La notizia è emersa durante la presentazione, a Palazzo d’Orleans, a Palermo, della conferenza internazionale «Mediterraneo: piattaforma di dialogo tra le culture investimenti e politiche di sviluppo sostenibile», che si terrà nel capoluogo siciliano il 24 e 25 ottobre. Erano presenti l’assessore ai Beni Culturali della Regione siciliana, Giusi Furnari, il vicepresidente di Confindustria Sicilia, Nino Salerno, il consulente per l’internazionalizzazione del governatore della Regione siciliana, Sami Ben Abdelaali, e la delegata per la Sicilia della Fondazione Marisa Belisario, Marcella Cannariato.
«L’obiettivo della conferenza – ha detto Abdelaali – è restituire alla Sicilia il ruolo di interlocutore privilegiato all’interno dell’area mediterranea, in particolare alle sue imprese. Saranno presenti 200 imprenditrici della Fondazione Belisario provenienti da Tunisia, Marocco, Egitto, Yemen. Ognuna di loro avrà modo di condividere il proprio know how e il proprio patrimonio di conoscenze. L’interazione internazionale funziona – ha continuato il consulente -. L’idea di un comparto della Sicilia nel Medioriente è nata dalla collaborazione con gli sceicchi Al Emadi e Al Tani. È un progetto di qualche anno fa, abbiamo lavorato dodici mesi sottotraccia e poi abbiamo firmato un accordo con i due sceicchi. La Regione in pratica ha fatto da apripista per gli imprenditori siciliani».
L’11 novembre lo chef Piparo cucinerà una cena riservata per lo sceicco Al Emadi e altri 50 invitati, durante la quale saranno serviti solo prodotti siciliani, dal gambero rosso di Mazara del Vallo alla cassata del maestro Fiasconaro, titolare insieme ai fratelli Martino e Fausto dell’omonima azienda dolciaria, ormai conosciuta in tutto il mondo che ha sede a Castelbuono nel cuore del Parco delle Madonie.
«In Italia – è intervenuta Belisario – ci sono 190 mila imprese che esportano ma poche, appena il 3%, sono medio-grandi, le altre sono piccole aziende, nella maggior parte femminili. Noi non chiediamo contributi ma che vengano formati manager specializzati nelle Pmi che sappiano sporcarsi le mani. Si può sviluppare lavoro anche in una terra amara come la nostra».

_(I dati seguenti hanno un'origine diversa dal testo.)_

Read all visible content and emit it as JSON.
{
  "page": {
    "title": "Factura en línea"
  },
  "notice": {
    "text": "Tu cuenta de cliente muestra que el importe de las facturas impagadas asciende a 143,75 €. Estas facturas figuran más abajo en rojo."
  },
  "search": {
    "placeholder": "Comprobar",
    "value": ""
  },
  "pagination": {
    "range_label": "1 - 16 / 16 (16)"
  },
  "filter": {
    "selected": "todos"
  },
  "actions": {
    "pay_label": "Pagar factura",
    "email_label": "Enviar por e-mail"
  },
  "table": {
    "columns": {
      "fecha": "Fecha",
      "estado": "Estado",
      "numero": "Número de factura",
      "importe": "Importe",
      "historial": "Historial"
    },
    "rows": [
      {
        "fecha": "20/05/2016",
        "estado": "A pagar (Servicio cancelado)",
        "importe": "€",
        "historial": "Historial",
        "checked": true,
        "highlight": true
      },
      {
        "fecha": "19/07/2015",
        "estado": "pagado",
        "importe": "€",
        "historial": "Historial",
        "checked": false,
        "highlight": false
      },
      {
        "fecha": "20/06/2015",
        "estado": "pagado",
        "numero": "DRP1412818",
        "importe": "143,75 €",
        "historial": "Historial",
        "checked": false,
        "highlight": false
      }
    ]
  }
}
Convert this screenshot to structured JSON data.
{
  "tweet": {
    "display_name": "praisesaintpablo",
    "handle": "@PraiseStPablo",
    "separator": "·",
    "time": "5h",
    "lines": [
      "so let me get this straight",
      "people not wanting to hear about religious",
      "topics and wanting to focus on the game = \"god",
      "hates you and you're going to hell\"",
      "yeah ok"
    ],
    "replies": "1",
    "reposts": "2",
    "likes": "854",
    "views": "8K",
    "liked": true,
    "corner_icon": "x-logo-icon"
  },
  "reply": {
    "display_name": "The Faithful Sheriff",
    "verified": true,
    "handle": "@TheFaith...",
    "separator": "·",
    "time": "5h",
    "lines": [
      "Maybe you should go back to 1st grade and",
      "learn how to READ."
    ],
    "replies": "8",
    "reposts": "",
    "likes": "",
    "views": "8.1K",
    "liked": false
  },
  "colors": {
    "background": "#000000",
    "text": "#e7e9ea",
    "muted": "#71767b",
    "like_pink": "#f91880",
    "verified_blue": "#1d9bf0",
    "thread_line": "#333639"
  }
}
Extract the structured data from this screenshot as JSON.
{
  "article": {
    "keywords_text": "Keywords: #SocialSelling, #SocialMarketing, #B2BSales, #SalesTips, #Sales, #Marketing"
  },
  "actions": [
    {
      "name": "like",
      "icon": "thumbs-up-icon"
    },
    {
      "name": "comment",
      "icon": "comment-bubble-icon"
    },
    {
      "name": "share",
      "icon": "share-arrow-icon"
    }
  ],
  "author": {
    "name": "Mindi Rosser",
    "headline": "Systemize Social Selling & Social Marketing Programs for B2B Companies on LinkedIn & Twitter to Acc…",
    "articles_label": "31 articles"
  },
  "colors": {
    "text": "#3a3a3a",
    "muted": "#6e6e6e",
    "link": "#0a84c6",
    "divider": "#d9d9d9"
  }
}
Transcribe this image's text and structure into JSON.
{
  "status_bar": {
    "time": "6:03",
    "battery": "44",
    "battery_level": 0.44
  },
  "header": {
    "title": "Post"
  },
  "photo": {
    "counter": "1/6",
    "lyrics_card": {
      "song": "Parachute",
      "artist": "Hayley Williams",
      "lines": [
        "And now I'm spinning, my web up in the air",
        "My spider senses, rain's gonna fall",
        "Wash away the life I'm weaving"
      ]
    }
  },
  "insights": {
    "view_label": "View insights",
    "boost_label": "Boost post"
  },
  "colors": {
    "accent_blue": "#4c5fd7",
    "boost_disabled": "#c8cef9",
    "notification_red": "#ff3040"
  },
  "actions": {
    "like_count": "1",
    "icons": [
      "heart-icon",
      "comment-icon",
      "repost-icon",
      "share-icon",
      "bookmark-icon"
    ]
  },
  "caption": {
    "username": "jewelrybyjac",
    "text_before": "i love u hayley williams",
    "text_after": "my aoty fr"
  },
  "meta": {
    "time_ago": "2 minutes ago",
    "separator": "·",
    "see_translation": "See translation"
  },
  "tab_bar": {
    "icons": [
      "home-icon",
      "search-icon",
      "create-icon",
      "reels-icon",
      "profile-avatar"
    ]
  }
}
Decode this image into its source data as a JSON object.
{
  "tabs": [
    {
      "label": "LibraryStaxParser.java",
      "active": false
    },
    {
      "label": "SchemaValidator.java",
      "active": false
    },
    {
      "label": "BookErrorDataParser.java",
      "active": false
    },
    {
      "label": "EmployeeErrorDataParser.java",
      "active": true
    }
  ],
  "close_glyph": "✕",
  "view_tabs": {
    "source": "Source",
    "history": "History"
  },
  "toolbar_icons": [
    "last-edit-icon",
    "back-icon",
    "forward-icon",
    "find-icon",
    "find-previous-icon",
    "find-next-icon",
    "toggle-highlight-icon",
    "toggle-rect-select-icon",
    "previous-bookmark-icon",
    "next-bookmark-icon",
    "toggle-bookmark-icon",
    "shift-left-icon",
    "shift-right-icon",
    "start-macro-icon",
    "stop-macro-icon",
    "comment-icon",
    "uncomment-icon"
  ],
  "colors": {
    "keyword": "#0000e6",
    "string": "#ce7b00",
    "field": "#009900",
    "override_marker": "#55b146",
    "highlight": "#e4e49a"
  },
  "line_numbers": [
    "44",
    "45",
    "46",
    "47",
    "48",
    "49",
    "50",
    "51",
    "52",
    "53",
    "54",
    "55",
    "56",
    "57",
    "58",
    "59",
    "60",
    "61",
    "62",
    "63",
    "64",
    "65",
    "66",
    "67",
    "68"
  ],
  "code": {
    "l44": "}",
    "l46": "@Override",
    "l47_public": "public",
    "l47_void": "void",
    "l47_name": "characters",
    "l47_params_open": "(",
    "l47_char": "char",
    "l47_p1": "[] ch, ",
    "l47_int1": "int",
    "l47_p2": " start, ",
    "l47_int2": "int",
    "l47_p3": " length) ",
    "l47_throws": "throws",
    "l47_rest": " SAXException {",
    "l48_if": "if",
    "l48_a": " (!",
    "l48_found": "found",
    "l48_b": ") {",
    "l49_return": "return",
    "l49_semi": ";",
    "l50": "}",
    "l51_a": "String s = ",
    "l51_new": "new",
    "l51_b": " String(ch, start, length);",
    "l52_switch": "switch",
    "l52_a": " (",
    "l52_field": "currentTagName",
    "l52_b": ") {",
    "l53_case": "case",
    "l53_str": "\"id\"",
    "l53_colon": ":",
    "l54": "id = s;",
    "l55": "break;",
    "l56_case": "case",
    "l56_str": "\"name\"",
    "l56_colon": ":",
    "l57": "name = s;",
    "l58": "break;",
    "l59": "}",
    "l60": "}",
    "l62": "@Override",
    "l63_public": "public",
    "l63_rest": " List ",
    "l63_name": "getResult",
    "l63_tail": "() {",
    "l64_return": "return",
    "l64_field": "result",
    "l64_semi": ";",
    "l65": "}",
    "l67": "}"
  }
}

«Certe realtà – ha affermato Salerno – sono più avanti di noi per percezione del business e fa bene la Sicilia a scrollarsi di dosso questa cappa che la teneva a parte dai rapporti internazionali. La Sicilia, per esempio, sarà l’unico ente pubblico a gestire un cluster internazionale all’Expo 2015. La ditta Fiasconaro ha dimostrato che anche la Sicilia può ambire a uno scenario internazionale.
Non è un caso che quest’anno l’export dell’agroalimentare siciliano sia cresciuto, in controtendenza con gli altri settori».
«Da quando mi sono insediata – ha sottolineato l’assessore Furnari – ho sollecito relazioni più strette con i Paesi del Mediterraneo, come Cipro, Malta, Grecia ma anche Tunisia, Libia e così via. Vorrei portare qui da noi opere straniere o artisti stranieri che possano incrociarsi con i nostri e integrare le rispettive esperienze. Ovviamente in questo percorso il mio assessorato deve dialogare con gli altri e con Confindustria, in particolare per il sostegno delle imprese giovanili».